Roma. El primer ministro italiano, Silvio Berlusconi, provocó una embarazosa situación el jueves en una rueda de prensa cuando repentinamente se marchó y dejó a un perplejo presidente del gobierno español, José Luis Rodríguez Zapatero, solo en el estrado.

Ambos líderes acababan de terminar sus discursos cuando Berlusconi dijo a los periodistas que le dirigieran las preguntas a Zapatero, dio las gracias afectuosamente a su invitado, le estrechó la mano y después se fue, con el brazo en alto.

"Dejo a mi amigo José Luis con las preguntas de los periodistas españoles, sobre todo, espero, sobre la visita del Papa y lo saludo como se saluda a un santo porque habiendo apenas recibido la bendición del Papa está en estado de gracia", dijo Berlusconi mientras abandonaba la sala.

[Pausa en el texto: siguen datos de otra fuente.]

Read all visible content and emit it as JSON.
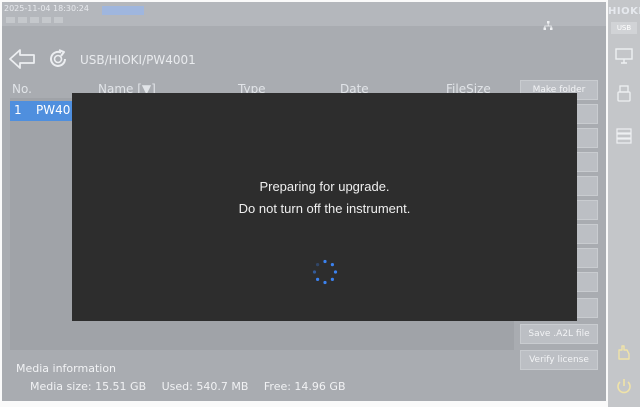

Después de quedarse solo ante la prensa, Zapatero sonrió y miró fijamente hacia la dirección de Berlusconi para finalmente bajar del estrado unos momentos después.

El presidente del gobierno español volvió un poco más tarde para enfrentarse solo a las preguntas de los periodistas, aunque la confusión sacó la conferencia de prensa de la transmisión en vivo y directo en al menos uno de los principales canales de noticias.

No estaba claro si la salida de Berlusconi sin aceptar las preguntas fue provocada por su cada vez más fría relación con los periodistas italianos, que planean ir a la huelga por su proyecto para tomar medidas contra la utilización de las escuchas telefónicas.

Horas antes de la conferencia, su gobierno ganó un voto de confianza para un proyecto de ley que recorta las interceptaciones policiales y sanciona a los medios que publiquen transcripciones, algo que la prensa ha criticado como un intento flagrante de censura.

El primer ministro italiano de 73 años no es ajeno a los deslices diplomáticos.

En 2005, sugirió que coqueteó con la presidenta finlandesa, Tarja Halonen, y más recientemente llamó "bronceado" al presidente estadounidense, Barack Obama.